Jaga Jazzist return with new album “Pyramid”, where the legendary Norwegian eight-piece takes a deep dive into post-rock, jazz and psychedelia influences. It’s their first album since 2015’s “Starfire”, their ninth album in a career now spanning four decades, but it marks the group’s debut on Brainfeeder, the LA-based imprint curated by Flying Lotus. On “Pyramid”, Jaga Jazzist have crafted a suitably cosmic sound to match their new label home, all the while nodding to forebears spanning from 80s jazz band Out To Lunch and Norwegian synth guru Ståle Storløkken, to contemporaries Tame Impala, Todd Terje and Jon Hopkins. Each of the album’s four longform entries evolves over carefully plotted movements, the tracks’ technicolour threads dreamily unspooling.
The band, led by Lars Horntveth and his compositions, took a direct approach to the creation of “Pyramid”. Whereas “Starfire” saw them take the idea of a traditional studio record to extremity, with different members dipping in and out of the booth to write, record and experiment over two years, the process behind “Pyramid” was almost the polar opposite: it took just two weeks. Both records were driven by the same curious, experimental spirit, but the processes were very different. Retreating to a secluded woodland studio in neighbouring Sweden, they bunkered into the studio for 12 hour days. “The most important thing is that we didn’t want to over-analyze every musical idea” says co-founder and drummer Martin Horntveth. “We wanted to follow the first and original idea and keep the freshness.” For a band which has never settled on any one sound or style, the continuity lies in their constant willingness to evolve, experiment and improvise.
“Pyramid” is Jaga Jazzist’s first self-produced album (most of their records being produced by close collaborator Jørgen Træen) and it meant a change in the way they operate. On the one hand, there were lots of different voices jostling to be heard. On the other, they didn’t have an independent figure to make a call on whether something was a good idea. “It was hard but felt natural to do ourselves, as five of us are producers and make records for a living,” Martin says. The result is an album that feels more collaborative than ever.
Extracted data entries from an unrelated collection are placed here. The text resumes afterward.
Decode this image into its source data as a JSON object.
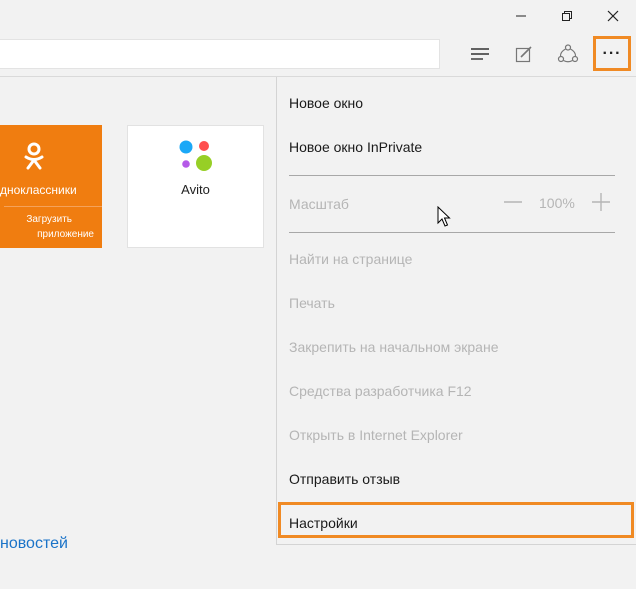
{
  "colors": {
    "accent": "#f08a24",
    "ok_orange": "#f07d10",
    "link_blue": "#1a73c8"
  },
  "toolbar": {
    "icons": [
      "hub-icon",
      "web-note-icon",
      "share-icon",
      "more-icon"
    ],
    "more_label": "···"
  },
  "tiles": [
    {
      "name": "дноклассники",
      "subtitle": [
        "Загрузить",
        "приложение"
      ],
      "icon": "odnoklassniki-logo"
    },
    {
      "name": "Avito",
      "icon": "avito-logo"
    }
  ],
  "news_link": "новостей",
  "menu": {
    "new_window": "Новое окно",
    "new_inprivate": "Новое окно InPrivate",
    "zoom_label": "Масштаб",
    "zoom_value": "100%",
    "find": "Найти на странице",
    "print": "Печать",
    "pin": "Закрепить на начальном экране",
    "devtools": "Средства разработчика F12",
    "open_ie": "Открыть в Internet Explorer",
    "feedback": "Отправить отзыв",
    "settings": "Настройки"
  }
}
Whilst they wouldn’t describe “Pyramid” as a concept album, the band see the track titles as a conceptual starting point from which the listener can construct whatever story flows out of the songs. The album title refers to the building blocks which make up a pyramid, and how each of the four tracks – and their constituent parts – fit together. ‘Tomita’ is a nod to Japanese composer and synth player Isao Tomita, and ‘The Shrine’ alludes to Fela Kuti’s legendary Lagos venue. Lars says: “I felt that this album is a small symphony, each part containing its own rooms to explore.”